Alison Reid works as an Administrative Assistant at the front desk in the Hyannis LIFE campus. She says she first began to learn ASL as a child. Her mother is deaf in one ear and it had been a challenge for her to fully understand what was being said. Alison also had a friend who was deaf and one day, when she saw this friend communicate with her hands, Alison became interested and wanted to learn.
She originally learned the alphabet in ASL as a child and it was only very recently that she began to broaden her skills. Alison decided to take classes off Cape Cod but the long drive, after a full day of work, became stressful; so she asked faculty in Hyannis if they could do ASL classes. Janelle, another Hyannis LIFE employee, began to teach the classes a few years ago.
These classes were originally held in person until the pandemic struck, then they were done over Zoom. Unfortunately, with the poor graphics quality on computers, the screen would freeze often. This made it difficult for Hyannis residents to view and learn the signs that were being taught. Eventually, they stopped showing up and classes were dropped altogether.
Not only were these classes engaging to her, but they were also engaging to the residents.
Alison gives several examples of the words taught to residents in American Sign Language: “Hi,” “Hello,” “How are you?,” “Schedule,” “Good afternoon,” and “Good night.”
Alison says one of her favorite lessons was learning about how ASL was dependent on body language, facial expression, and how different signs would coordinate with different parts of the body. For example, if you had a painful knee, you’d sign hurt/pain near your knee; however, if you had a headache, you’d sign hurt/pain near your forehead instead.
Jennifer Vigliotti is a case manager employed by LIFE in Hyannis. She says she first began to learn ASL when she was a child. Her mother was deaf and her parents decided to teach her when she had been growing up in New York. Today, one of her clients is Hyannis resident Ashley M., who is Deaf herself.
“It makes me feel good. I like that someone cares enough about me to learn how to communicate better.” Ashley says of Alison and Jenn learning ASL.
“The biggest challenge is a lot of people don’t know sign language, so they have to write things down. I don’t always understand what they’re trying to say.” Jenn says, translating for Ashley. “But people are interested in learning ASL when they meet me.” Ashley adds.
Ashley says she enjoyed teaching her peers the names of different animals in ASL over Zoom.
Jenn and Ashley say it’s important to be patient when learning a new language.
“We come up with different ways to communicate and we adapt each time we interact.” Alison said when trying to communicate via ASL with Ashley. Sometimes, the words Ashley signs to her won’t immediately register with Alison; but she manages her patience nonetheless.

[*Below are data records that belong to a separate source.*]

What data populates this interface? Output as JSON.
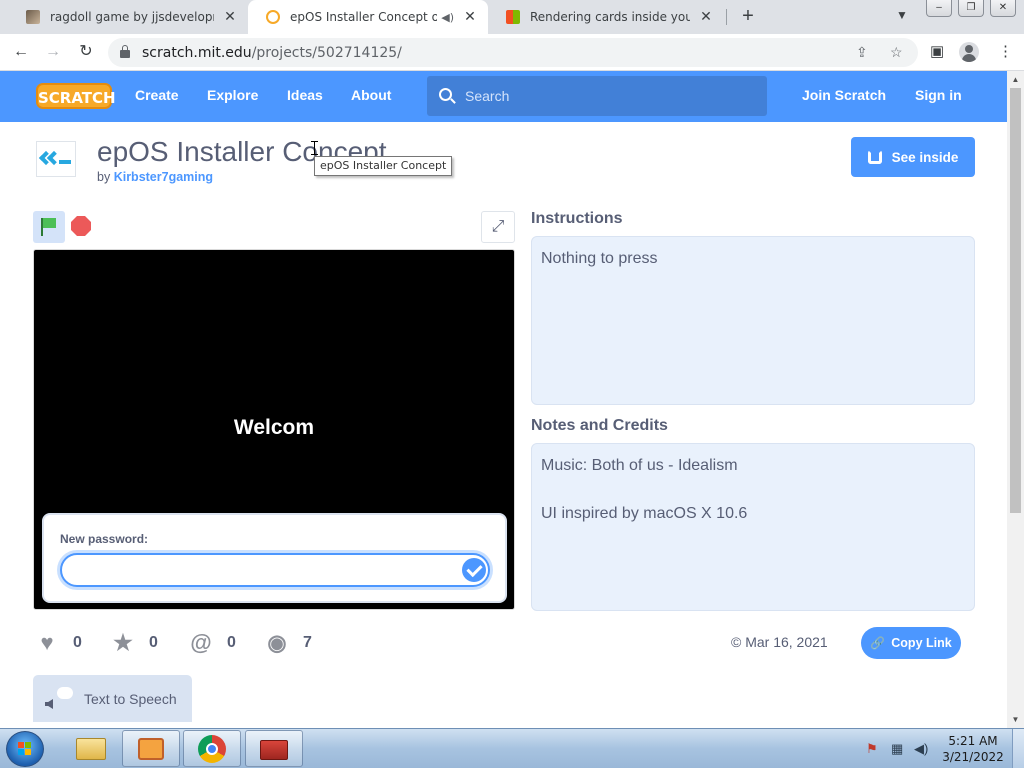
{
  "browser": {
    "tabs": [
      {
        "title": "ragdoll game by jjsdevelopments",
        "active": false
      },
      {
        "title": "epOS Installer Concept on Scratch",
        "active": true
      },
      {
        "title": "Rendering cards inside your app",
        "active": false
      }
    ],
    "url_domain": "scratch.mit.edu",
    "url_path": "/projects/502714125/"
  },
  "nav": {
    "logo": "SCRATCH",
    "links": [
      "Create",
      "Explore",
      "Ideas",
      "About"
    ],
    "search_placeholder": "Search",
    "join": "Join Scratch",
    "signin": "Sign in"
  },
  "project": {
    "title": "epOS Installer Concept",
    "by_prefix": "by",
    "author": "Kirbster7gaming",
    "tooltip": "epOS Installer Concept",
    "see_inside": "See inside"
  },
  "stage": {
    "text": "Welcom",
    "ask_label": "New password:",
    "ask_value": ""
  },
  "instructions": {
    "heading": "Instructions",
    "text": "Nothing to press"
  },
  "notes": {
    "heading": "Notes and Credits",
    "line1": "Music: Both of us - Idealism",
    "line2": "UI inspired by macOS X 10.6"
  },
  "stats": {
    "loves": "0",
    "favorites": "0",
    "remixes": "0",
    "views": "7",
    "date": "© Mar 16, 2021",
    "copy_link": "Copy Link"
  },
  "tts": {
    "label": "Text to Speech"
  },
  "taskbar": {
    "time": "5:21 AM",
    "date": "3/21/2022"
  },
  "colors": {
    "scratch_blue": "#4c97ff",
    "stage_bg": "#000000",
    "text": "#575e75"
  }
}
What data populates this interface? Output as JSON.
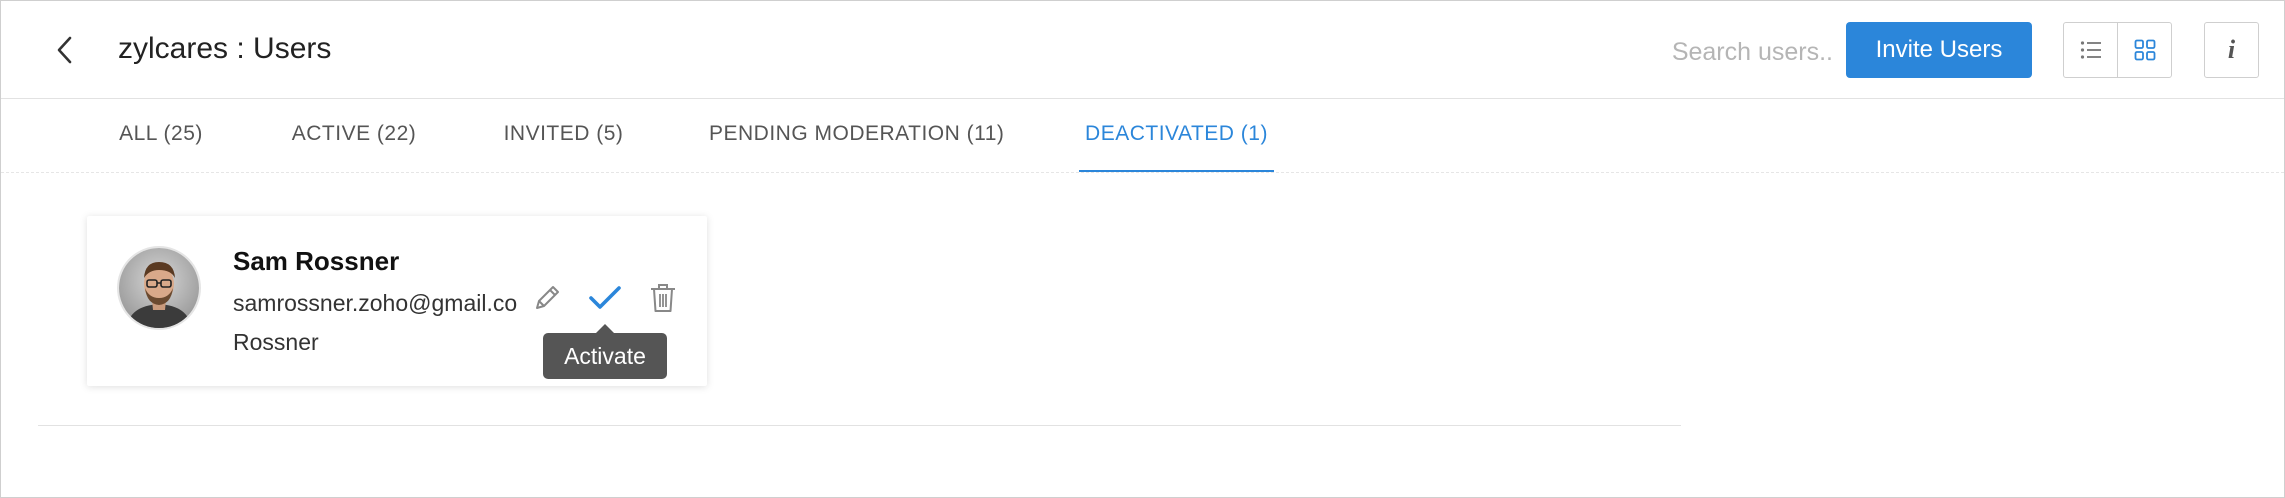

People around the world have unique signed language that they use within families, a very close-knit group of friends, their peers and co-workers, and so on. Ashley has come up with different ways of signing words that are not traditionally ASL with Jenn and Alison.
An example of a unique sign Jenn gives is one that she was taught by her parents growing up in New York. The word “onion” in ASL is done with the pointer finger bent and the joint placed at the temple, near the eye, twisting back and forth in a rotating motion — as to indicate being teary eyed when chopping an onion. However, Jenn was taught it was done with the same finger, extended and pointed at the nose moving in a twisting motion instead.
“I think it’s so much fun to be able to have an actual conversation with someone who is Deaf or Hard of Hearing. Before I came to Hyannis, I had Deaf clients at my previous job and it was so difficult because nobody was able to sign. We had to communicate with paper and it was crazy.
“Being able to do it here has been great, and I’m fortunate because a lot of employers refuse to do it. Regardless of what you do for a living, you’ve gotta learn. You just never know who you’ll be interacting with.” Alison adds that learning ASL is extremely beneficial in certain situations for those who are isolated and left out of social groups. “They have no control over being Deaf.”
When it comes to learning ASL, Alison enthusiastically said just do it!
About the author:
Becki G. was born and raised in Framingham, MA where she attended a school for the Deaf all throughout childhood. She first moved to LIFE at Mashpee in 2010 and enjoys the support she gets from the staff on campus. She likes reading on her Kindle, taking pictures of nature, listening to music, streaming TV shows, and writing on her blog.